Так вот, я не знаю, откуда это на меня находит; то ли это некое особое влияние атмосферы, то ли магнитные помехи, то ли еще что; может, во вселенной в воскресный день и в праздники что-нибудь выключают, и из-за этого как-то нарушается обычный порядок в природе. Нужно бы научно определить, растут ли по праздникам и воскресеньям травы и деревья; но эмпирическим фактом является, по крайней мере, то, что красные числа в календаре отмечены обычно либо тем, что в эти дни больше выпадает дождей, либо становится более жарко; духовная деятельность стеснена; от собак как-то особенно гнусно воняет, а дети чем-то раздражены; бывает также ветрено, много людей тонет, происходит множество автомобильных катастроф, актеры играют хуже, чем обычно, поезда и трамваи ходят куда как плохо, что-то скверное творится с пищеварением, а пиво и литература много хуже, чем в остальные дни. Возможно, конечно, что воскресенье и праздники приходятся на время своеобразных и периодических космических помех, отчего в воскресенье я пробуждаюсь просто-напросто с физическим предчувствием: сегодня что-то не в порядке. Отсюда эта таинственная тоска.
По другой версии, это — явление акустическое; ты просыпаешься и не слышишь отдаленного и безграничного шума человеческого труда, и тебе чего-то недостает. Это удручает так же, как если вдруг остановится мельница. Объяснение это однозначное и потому — неправильное, ибо с катастрофическим предчувствием воскресенья я пробуждаюсь и в совершенно незнакомых городах, и даже в горных приютах; даже если бы меня забросило бурей на пустынный остров, где не было бы Пятницы, то однажды утром я наверняка проснулся бы с жутким ощущением, что сегодня что-то не в порядке и мне ничегошеньки делать не хочется. «А-а, — догадался бы я под конец, — наверное, сегодня воскресенье». И это на самом деле оказалось бы так.

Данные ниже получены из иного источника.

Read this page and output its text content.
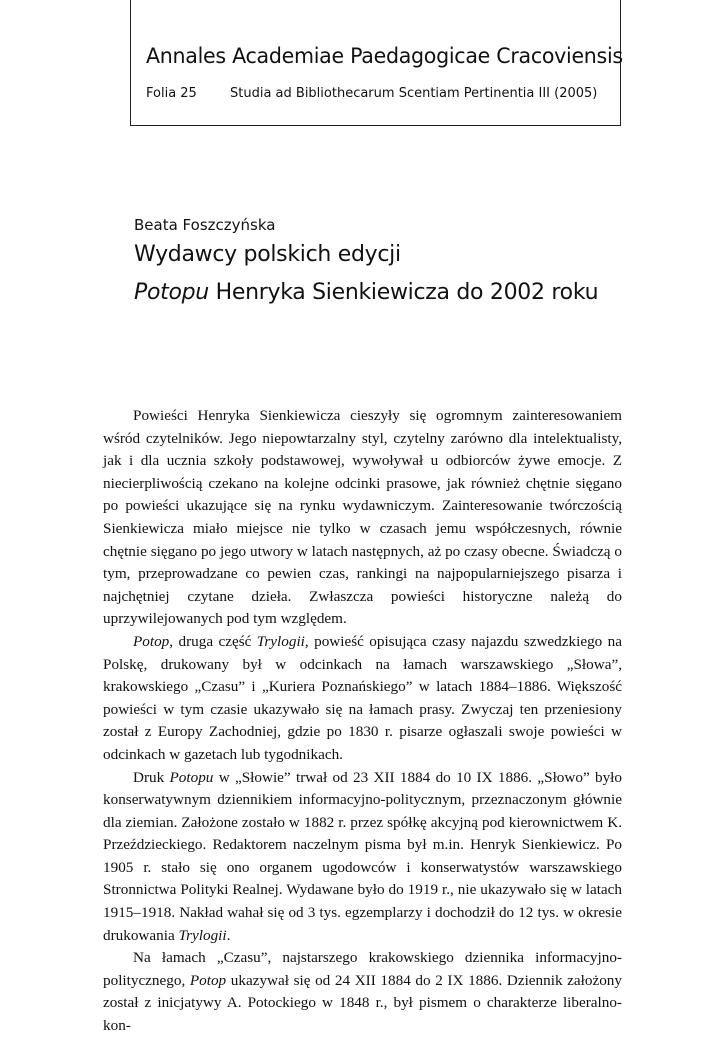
Annales Academiae Paedagogicae Cracoviensis
Folia 25	Studia ad Bibliothecarum Scentiam Pertinentia III (2005)
Beata Foszczyńska
Wydawcy polskich edycji
Potopu Henryka Sienkiewicza do 2002 roku

Powieści Henryka Sienkiewicza cieszyły się ogromnym zainteresowaniem wśród czytelników. Jego niepowtarzalny styl, czytelny zarówno dla intelektualisty, jak i dla ucznia szkoły podstawowej, wywoływał u odbiorców żywe emocje. Z niecierpliwością czekano na kolejne odcinki prasowe, jak również chętnie sięgano po powieści ukazujące się na rynku wydawniczym. Zainteresowanie twórczością Sienkiewicza miało miejsce nie tylko w czasach jemu współczesnych, równie chętnie sięgano po jego utwory w latach następnych, aż po czasy obecne. Świadczą o tym, przeprowadzane co pewien czas, rankingi na najpopularniejszego pisarza i najchętniej czytane dzieła. Zwłaszcza powieści historyczne należą do uprzywilejowanych pod tym względem.

Potop, druga część Trylogii, powieść opisująca czasy najazdu szwedzkiego na Polskę, drukowany był w odcinkach na łamach warszawskiego „Słowa”, krakowskiego „Czasu” i „Kuriera Poznańskiego” w latach 1884–1886. Większość powieści w tym czasie ukazywało się na łamach prasy. Zwyczaj ten przeniesiony został z Europy Zachodniej, gdzie po 1830 r. pisarze ogłaszali swoje powieści w odcinkach w gazetach lub tygodnikach.

Druk Potopu w „Słowie” trwał od 23 XII 1884 do 10 IX 1886. „Słowo” było konserwatywnym dziennikiem informacyjno-politycznym, przeznaczonym głównie dla ziemian. Założone zostało w 1882 r. przez spółkę akcyjną pod kierownictwem K. Przeździeckiego. Redaktorem naczelnym pisma był m.in. Henryk Sienkiewicz. Po 1905 r. stało się ono organem ugodowców i konserwatystów warszawskiego Stronnictwa Polityki Realnej. Wydawane było do 1919 r., nie ukazywało się w latach 1915–1918. Nakład wahał się od 3 tys. egzemplarzy i dochodził do 12 tys. w okresie drukowania Trylogii.

Na łamach „Czasu”, najstarszego krakowskiego dziennika informacyjno-politycznego, Potop ukazywał się od 24 XII 1884 do 2 IX 1886. Dziennik założony został z inicjatywy A. Potockiego w 1848 r., był pismem o charakterze liberalno-kon-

Ручаюсь, что все эти уикэнды, походы и народные торжества — всего лишь отчаянное бегство от воскресной депрессии; люди считают, что нужно довести себя до изнурения, дабы забыть о сокрушающей скуке дня воскресного. Горе им, ибо воскресенье преследует их по пятам на Сватоянских порогах[71]
и на Карлштейне, в Дивокой Шарке[72] и на стадионах «Спарты». Куда благоразумнее поступает тот, кто встречает воскресенье лицом к лицу на городских улицах либо преодолевает его дома, переболев им, как гриппом. В городе обнаруживается, что воскресный день еще можно кое-как перенести, в нем есть доля чего-то торжественного, прелестно выглядят девушки, а кроме того, можно читать воскресные газеты. Островоскресное состояние прорывается только после полудня; город испускает из себя сонную одурь, и на улицу выходят люди, которых в другое время вы нипочем не увидите. Оказывается, тысячи людей существуют лишь в воскресенье: это старые девы, вдовы и сироты, мужчины с усами, дядюшки и тетушки, монашки и старушки, удивительные существа, которые выглядят так, будто тридцать лет провисели в шкафу и только по воскресеньям выходят проветриться, чтобы их не источила моль. На улицах видишь необычные, чисто воскресные лица, бледные, носатые, усатые, конопатые, веснушчатые, помятые; людей, одетых, как правило, бедновато, но чисто; на всех — отпечаток чего-то стародавнего или, скорее, — вневременного; кроме воскресных дней, такие лица и такие костюмы можно встретить еще на бедных похоронах. К четырем-пяти часам на улице появляются целые семьи, что открыто обнаруживают свое существование также только по воскресеньям: ну встретишь ли в будни семью в полном составе — вместе с противными мальчишками, которых одергивают на каждом шагу, с дочками, у которых торчат оборки штанишек, с маменькой, колышущейся, словно лодка, и папашей, что посасывает сигару в мундштуке и критикует состояние улиц и новостроек? Воскресный род людской, говорю я вам, одинаков в Риме, в Париже и Лондоне; из воскресенья в воскресенье он обращает мир в вещь, неистребимую и страшную: в местечко.В воскресный день мещанин прячется не от города и его гама; он бежит от «местечка» с его сплином и его ленивой сутолокой. Это «забитое» местечко, в будни укрытое в мастерских, в лавчонках и дома, оставляет для себя воскресенье и праздники, чтобы завладеть улицами и площадями, это не только прогулка, это — почти манифестация: мы тут. Мы, старые девы, папеньки и маменьки, дядюшки и тетушки. Мы — вне времени. Мы — вечные.